Non mi ero mai accorto

 

Non mi ero mai accorto (per davvero, intendo) che, prima di dormire, bevo mezzo litro d’acqua frizzante. Ed è per questo motivo che poi la notte mi alzo per andare al bagno e non mi riaddormento più. La mattina dopo me ne lamento e questa accidia beota regna sovrana per tutto il giorno, finché, a mezzanotte e un quarto, non mi riattacco alla bottiglia di acqua frizzante. Non mi ero mai accorto (per davvero, intendo) che, di solito, impugnando la bottiglia d’acqua frizzante, con le dita della mano destra premo sulla plastica come per suonare una scala discendente con la tromba. Poi la bottiglia finisce nel sacchetto della plastica, io vado a letto e alle tre sono nella solita, plateale posizione: gambe larghe, mano appoggiata al muro.
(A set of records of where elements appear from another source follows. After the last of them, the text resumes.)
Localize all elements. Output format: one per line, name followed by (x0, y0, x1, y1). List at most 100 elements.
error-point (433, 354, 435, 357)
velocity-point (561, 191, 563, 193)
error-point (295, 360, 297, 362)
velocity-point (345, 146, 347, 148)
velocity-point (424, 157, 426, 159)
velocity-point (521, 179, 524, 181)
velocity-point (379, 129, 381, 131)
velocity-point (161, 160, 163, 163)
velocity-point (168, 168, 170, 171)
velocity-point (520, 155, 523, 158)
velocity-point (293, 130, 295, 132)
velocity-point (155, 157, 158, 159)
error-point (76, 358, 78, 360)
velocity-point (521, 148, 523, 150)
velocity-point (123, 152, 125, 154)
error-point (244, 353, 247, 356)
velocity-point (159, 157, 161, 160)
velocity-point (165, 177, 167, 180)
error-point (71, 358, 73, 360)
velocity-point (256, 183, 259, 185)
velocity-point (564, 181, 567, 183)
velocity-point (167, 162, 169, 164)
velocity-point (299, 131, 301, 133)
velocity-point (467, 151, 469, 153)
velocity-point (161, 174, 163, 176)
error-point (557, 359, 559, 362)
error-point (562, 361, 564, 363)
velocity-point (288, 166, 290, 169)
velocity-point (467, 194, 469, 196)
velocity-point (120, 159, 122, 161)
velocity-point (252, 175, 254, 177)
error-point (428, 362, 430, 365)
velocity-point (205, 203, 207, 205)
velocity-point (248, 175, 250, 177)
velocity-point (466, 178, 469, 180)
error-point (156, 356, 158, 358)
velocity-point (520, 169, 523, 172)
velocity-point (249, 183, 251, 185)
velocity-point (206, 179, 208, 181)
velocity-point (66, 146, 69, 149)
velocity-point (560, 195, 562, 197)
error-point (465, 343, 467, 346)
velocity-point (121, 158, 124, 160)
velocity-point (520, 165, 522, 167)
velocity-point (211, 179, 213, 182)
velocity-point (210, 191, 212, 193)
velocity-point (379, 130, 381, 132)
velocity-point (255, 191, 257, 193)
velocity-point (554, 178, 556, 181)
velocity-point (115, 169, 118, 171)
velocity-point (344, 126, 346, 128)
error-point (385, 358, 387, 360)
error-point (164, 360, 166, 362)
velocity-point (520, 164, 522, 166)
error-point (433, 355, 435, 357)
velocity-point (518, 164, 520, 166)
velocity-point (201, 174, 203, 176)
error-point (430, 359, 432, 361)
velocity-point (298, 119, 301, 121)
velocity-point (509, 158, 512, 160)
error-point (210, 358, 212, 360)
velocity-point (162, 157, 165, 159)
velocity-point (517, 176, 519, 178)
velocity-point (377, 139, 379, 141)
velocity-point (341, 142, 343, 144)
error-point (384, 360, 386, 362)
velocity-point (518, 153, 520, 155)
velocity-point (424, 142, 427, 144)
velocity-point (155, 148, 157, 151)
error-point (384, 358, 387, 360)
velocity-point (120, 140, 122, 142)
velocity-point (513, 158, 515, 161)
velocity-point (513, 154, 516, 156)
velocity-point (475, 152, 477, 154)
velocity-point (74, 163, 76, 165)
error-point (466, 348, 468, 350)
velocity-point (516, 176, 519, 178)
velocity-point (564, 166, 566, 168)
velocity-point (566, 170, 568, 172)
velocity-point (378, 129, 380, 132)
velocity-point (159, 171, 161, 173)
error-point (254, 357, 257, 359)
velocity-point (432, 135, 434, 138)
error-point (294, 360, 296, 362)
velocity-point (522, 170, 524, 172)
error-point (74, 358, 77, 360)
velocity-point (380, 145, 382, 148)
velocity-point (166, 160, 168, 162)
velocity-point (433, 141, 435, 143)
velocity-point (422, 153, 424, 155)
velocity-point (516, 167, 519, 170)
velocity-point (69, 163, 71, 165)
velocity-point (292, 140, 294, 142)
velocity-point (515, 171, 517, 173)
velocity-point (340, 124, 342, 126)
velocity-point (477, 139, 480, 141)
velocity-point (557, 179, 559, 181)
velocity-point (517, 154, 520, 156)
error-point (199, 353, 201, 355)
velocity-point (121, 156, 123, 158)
Una fanfara per la notte: per i risvegli, i richiami, i sudori, i mugolii, le macchine che scandiscono il sonno del viale. Non ho mai saputo di suonarla, ma ogni notte, finché bevo a boccia mezzo litro d’acqua frizzante, si levano alte note d’ottone, fino ai soffitti, ai tetti, a Venere. E poco dopo, la bottiglia spremuta, compressa nel sacchetto, si ricompone con un rumore secco: tenta per l’ultima volta di tornare tromba.

 

(da Cos'è il rosso, Edizioni della Meridiana, Firenze 2013)

Fai così 

 

Fai così:

            disponi i pezzi sulla scacchiera

            a caso, come ti viene.

            Muovono prima i neri.

            La regina è il pezzo più debole

            non si muove, mandala al macello.
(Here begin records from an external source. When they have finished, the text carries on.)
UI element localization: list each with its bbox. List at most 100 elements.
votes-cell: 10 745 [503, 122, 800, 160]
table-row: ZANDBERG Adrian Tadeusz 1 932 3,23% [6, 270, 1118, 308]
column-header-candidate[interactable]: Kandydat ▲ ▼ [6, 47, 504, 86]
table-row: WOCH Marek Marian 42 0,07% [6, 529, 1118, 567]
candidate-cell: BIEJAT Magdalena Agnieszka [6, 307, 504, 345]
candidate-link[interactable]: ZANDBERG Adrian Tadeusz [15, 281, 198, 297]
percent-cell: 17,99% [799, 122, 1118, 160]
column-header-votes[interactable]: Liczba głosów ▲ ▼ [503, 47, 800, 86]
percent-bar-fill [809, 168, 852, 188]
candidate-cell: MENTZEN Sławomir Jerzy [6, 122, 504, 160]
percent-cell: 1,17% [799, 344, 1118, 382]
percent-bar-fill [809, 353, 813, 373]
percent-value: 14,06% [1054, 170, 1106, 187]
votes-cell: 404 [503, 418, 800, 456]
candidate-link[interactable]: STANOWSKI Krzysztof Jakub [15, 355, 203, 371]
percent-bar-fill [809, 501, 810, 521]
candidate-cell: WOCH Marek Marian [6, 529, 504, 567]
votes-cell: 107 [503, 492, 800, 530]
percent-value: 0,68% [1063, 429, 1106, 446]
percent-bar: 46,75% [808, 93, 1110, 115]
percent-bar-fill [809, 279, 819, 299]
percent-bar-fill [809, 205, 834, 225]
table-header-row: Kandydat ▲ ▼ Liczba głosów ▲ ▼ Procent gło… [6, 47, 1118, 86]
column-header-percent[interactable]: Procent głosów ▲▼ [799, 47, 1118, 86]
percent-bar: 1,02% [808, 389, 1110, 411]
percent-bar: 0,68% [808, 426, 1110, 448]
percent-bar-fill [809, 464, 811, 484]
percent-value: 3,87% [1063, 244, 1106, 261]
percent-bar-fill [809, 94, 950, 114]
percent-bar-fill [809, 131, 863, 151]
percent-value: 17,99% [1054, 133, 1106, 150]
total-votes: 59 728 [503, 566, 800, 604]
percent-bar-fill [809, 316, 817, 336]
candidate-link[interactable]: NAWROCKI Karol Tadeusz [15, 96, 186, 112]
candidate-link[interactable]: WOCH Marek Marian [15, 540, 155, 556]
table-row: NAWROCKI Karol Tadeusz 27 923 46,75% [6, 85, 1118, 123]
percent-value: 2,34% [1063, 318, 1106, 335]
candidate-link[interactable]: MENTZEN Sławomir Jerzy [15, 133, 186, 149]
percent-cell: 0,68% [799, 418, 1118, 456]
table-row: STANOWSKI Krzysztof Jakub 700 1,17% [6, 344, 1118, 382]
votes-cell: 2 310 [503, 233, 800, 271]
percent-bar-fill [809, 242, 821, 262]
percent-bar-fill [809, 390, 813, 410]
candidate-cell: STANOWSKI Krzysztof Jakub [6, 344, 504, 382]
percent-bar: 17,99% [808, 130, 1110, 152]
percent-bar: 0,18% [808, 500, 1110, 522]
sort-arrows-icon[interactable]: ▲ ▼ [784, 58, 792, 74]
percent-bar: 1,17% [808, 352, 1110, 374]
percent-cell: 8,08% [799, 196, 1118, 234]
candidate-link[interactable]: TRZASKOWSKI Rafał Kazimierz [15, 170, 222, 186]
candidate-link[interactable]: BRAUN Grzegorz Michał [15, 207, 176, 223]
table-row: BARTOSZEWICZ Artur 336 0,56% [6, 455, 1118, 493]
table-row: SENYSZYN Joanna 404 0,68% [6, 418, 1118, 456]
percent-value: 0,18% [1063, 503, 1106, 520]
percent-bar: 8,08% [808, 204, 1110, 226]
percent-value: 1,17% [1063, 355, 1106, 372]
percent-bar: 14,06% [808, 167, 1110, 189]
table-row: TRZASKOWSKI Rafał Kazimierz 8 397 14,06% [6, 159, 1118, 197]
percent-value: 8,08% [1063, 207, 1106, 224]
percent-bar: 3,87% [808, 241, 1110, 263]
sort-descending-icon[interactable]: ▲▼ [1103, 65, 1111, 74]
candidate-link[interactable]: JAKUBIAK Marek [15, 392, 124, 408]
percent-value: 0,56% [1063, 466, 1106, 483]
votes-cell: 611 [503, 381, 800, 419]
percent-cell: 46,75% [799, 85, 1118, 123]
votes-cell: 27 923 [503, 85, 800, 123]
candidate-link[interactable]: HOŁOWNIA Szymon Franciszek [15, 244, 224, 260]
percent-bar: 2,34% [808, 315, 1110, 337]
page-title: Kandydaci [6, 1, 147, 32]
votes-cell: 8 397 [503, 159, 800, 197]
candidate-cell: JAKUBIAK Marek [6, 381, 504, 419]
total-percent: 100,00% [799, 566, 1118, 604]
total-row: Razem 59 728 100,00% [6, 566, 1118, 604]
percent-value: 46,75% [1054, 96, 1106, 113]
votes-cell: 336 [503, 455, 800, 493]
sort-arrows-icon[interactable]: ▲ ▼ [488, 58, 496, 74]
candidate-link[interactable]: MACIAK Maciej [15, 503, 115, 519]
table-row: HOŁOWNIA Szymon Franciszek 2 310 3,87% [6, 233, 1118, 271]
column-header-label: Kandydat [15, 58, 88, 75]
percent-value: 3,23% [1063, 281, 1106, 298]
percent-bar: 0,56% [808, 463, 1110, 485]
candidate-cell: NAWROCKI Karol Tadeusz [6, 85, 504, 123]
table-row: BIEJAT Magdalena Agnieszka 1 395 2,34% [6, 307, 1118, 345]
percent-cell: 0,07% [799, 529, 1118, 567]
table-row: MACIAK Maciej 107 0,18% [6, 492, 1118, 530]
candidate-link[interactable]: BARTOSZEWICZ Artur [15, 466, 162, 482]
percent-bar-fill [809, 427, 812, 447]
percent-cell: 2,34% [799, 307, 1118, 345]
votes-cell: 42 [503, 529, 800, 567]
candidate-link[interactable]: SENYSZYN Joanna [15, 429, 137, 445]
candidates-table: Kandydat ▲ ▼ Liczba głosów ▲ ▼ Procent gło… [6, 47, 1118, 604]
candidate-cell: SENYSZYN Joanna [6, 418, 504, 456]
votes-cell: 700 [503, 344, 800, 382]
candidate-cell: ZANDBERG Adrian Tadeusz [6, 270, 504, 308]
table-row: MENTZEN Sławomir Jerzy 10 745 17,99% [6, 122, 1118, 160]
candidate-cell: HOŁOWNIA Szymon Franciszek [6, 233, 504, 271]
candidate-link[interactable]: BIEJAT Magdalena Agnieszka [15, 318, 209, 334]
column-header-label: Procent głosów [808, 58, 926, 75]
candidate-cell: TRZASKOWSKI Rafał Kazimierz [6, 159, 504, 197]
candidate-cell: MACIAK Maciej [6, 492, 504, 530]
            La torre muove in diagonale

            l’alfiere in orizzontale.

            Il re dimenticalo, il cavallo

            è morto, non si sposta se non

            intimamente alla sua putredine.
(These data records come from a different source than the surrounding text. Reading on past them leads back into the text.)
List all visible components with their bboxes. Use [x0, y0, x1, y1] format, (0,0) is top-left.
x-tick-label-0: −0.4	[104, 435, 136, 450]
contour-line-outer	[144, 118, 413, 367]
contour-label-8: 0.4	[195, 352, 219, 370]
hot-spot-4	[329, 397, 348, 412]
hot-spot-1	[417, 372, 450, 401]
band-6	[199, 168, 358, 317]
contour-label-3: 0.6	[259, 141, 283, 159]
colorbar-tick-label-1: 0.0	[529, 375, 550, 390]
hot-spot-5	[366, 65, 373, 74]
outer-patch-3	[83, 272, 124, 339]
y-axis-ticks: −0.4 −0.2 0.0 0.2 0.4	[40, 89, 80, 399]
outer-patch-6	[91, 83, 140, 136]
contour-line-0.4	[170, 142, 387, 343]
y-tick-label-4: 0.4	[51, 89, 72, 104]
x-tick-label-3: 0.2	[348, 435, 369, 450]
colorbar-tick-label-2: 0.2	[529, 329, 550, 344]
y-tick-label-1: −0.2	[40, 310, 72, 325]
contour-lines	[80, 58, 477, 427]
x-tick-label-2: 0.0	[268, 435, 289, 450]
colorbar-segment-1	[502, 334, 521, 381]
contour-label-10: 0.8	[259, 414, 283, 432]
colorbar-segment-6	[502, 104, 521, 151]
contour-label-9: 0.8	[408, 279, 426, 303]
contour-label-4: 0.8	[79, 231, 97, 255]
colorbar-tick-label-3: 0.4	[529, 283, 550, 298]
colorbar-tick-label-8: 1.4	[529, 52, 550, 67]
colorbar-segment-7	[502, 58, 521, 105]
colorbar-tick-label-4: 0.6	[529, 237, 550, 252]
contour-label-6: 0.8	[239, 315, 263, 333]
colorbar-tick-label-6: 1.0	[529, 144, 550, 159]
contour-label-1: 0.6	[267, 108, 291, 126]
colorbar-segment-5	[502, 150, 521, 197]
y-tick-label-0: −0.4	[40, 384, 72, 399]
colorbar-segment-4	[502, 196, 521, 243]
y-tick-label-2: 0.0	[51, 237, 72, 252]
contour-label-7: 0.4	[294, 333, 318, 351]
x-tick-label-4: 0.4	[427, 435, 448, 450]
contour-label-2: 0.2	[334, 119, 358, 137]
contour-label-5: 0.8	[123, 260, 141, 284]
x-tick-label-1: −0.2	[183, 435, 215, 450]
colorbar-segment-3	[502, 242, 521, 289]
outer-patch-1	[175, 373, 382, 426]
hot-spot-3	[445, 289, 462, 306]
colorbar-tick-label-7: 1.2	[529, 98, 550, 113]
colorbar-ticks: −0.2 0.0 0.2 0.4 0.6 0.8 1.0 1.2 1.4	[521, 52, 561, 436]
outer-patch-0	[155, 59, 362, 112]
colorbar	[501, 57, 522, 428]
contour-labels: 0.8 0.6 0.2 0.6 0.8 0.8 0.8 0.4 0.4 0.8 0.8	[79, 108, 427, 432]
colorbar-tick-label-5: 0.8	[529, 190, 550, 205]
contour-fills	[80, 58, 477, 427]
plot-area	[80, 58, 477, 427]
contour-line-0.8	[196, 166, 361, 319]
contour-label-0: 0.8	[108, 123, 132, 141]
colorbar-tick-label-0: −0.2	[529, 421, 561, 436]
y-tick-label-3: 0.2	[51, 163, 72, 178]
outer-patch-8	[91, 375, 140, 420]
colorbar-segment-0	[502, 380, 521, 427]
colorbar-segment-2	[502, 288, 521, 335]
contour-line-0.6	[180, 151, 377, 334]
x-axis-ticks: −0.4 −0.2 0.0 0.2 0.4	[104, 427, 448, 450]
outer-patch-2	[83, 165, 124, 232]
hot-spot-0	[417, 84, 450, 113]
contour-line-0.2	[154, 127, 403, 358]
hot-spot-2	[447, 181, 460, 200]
            Sacrifica ogni pedone. Lasciane uno

            inerte, che sappia difendere il suo strazio.

 

            Una mossa ti rimane:

            l'arrocco. Ma a quale pezzo,

            a quale prezzo.

 

(da La consolazione della poesia, Ianieri Edizioni, Pescara 2015)

Eevee

 

Se lo sente nella peluria, Eevee,

lo strazio dei destini alternativi.

Acqua, fuoco, non sa:

forse elettricità.

Anche una vita a caso, ma che arrivi.

 

(da La drammatica evoluzione, Oedipus, Salerno 2016)

Diglett

 

La catàbasi, l’affondo

le sue doti naturali.

Un legame assai profondo

familiare con l’abisso.

 

All’attacco del nemico

 lui oppone la sua mossa:

resistendo, combattendo

Diglett scava la sua fossa.

 

(da La drammatica evoluzione, Oedipus, Salerno 2016)

La vita inevitabile 

 

Vita inevitabile, o scomposta

esagerazione della motoria.

Scòrta tra le dune di birra esplosa

nel vano congelatore.

 

Tramutata in burla, un’ipotesi di rosa

ha scelto di bruciare per una sortita

nella più lieta impossibilità.

 

*

Vita resa inevitabile

dalla lenta mescita dalla natura

che ti vocifera. Tu che fai censimento

degli alberi malati e non copri

il grido degli uccelli

cacciati dal barbaglio

del disco appeso ai rami.

 

*

Resa all’inevitabile vita

che ricorda quanto nell’aìre

si è sradicato dal nucleo

 

quanto il battistrada

si compone delle volpi

mescolate all’asfalto

su cui siamo passati

lasciandole indenni

e sanguinando noi.

 

*

La vita evitata accuratamente

si attorciglia, dimenandosi in lanicci

alla maschera del ventilatore.

 

La vita ostile e la vita astiosa.

La vita invitata a svelarsi

 

nei freghi della cimosa.

 

(da Perfavore rimanete nell'ombra, Origini Edizioni, Livorno 2015)

C’è una voce che non smette 

 

c’è una voce che non smette

non frena l’imperversione della caccia

avanza insensatamente alta

come l’acrostolio di una nave in secca

 

si aggira tra gli hoodoos del Bryce

quasi cercandosi nelle stasi di una necropoli

 

subito celebra di me

pasqua feroce

 

(da Perfavore rimanete nell'ombra, Origini Edizioni, Livorno 2015)

IV - Questa era la registrazione 

 

Questa era la registrazione

della rinascita della rovina

di una donna

              (dei suoi figli)

dei doppi vetri di una casa

sul fiume.


Che parlava del più

o parlava del meno, sapendo bene

che non era lo stesso. Ne parlava

spesso col muro, diceva che almeno

parlava con uno, al più

con nessuno. E se parlava del tempo

ne parlava col tempo

per non rinunciare

a un parere più esperto.


Quando si accorgeva di essere ripresa

parlava alla tenda

diceva / stai chiusa.

 

(da Gabbia azzurrina, in Fly mode, Amos edizioni 2020).